Contrairement au R5, le R4 n’est pas proposé avec un choix de batteries. Il est livré uniquement avec la plus grande des options du R5, avec une capacité utilisable de 52 kWh. Cela donne une autonomie officielle allant jusqu’à 245 miles sous forme Techno+, ce qui se traduit par moins de 200 miles entre les recharges dans le monde réel. Ce n’est pas aussi loin que j’ai pu aller en un seul passage dans la plupart des autres véhicules électriques que j’ai conduits, mais cela reste un chiffre compétitif pour un petit SUV électrique. Je suppose qu’il va falloir me réadapter pour le brancher un peu plus régulièrement, c’est tout.
Cette batterie est accompagnée d’un moteur électrique de 148 ch qui entraîne les roues avant et offre un temps de 0 à 100 km/h en 8,2 secondes.
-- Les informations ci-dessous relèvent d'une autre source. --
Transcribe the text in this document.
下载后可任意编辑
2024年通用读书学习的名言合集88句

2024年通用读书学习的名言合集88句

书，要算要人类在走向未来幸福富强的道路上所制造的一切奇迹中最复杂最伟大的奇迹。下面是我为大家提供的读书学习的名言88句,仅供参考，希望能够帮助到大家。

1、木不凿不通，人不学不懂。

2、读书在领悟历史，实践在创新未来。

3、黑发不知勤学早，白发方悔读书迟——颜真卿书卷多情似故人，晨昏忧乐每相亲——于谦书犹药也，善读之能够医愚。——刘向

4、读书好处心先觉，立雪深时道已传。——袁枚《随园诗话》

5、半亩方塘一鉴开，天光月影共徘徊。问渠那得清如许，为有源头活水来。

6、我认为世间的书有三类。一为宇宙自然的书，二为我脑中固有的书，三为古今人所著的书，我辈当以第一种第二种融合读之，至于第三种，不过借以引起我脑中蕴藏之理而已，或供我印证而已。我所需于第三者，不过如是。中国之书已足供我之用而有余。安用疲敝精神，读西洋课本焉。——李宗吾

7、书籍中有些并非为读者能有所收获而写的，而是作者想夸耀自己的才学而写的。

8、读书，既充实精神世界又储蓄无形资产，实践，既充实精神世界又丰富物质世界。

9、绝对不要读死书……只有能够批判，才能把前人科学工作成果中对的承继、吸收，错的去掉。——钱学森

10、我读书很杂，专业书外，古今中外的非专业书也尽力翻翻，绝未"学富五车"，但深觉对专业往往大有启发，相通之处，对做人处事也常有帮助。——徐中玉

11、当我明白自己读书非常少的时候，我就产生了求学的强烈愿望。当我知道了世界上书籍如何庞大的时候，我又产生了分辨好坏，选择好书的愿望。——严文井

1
C’est loin d’être aussi rapide que le Volvo EX30 que j’ai utilisé auparavant – mais là encore, le R4 est beaucoup moins cher à l’achat, c’est donc probablement un compromis équitable. Jusqu’à présent, je dirais que la R4 est agréablement dynamique en ville et peut rouler confortablement à 70 mph sur autoroute, même s’il n’y a pas d’énormes réserves d’accélération à ces vitesses.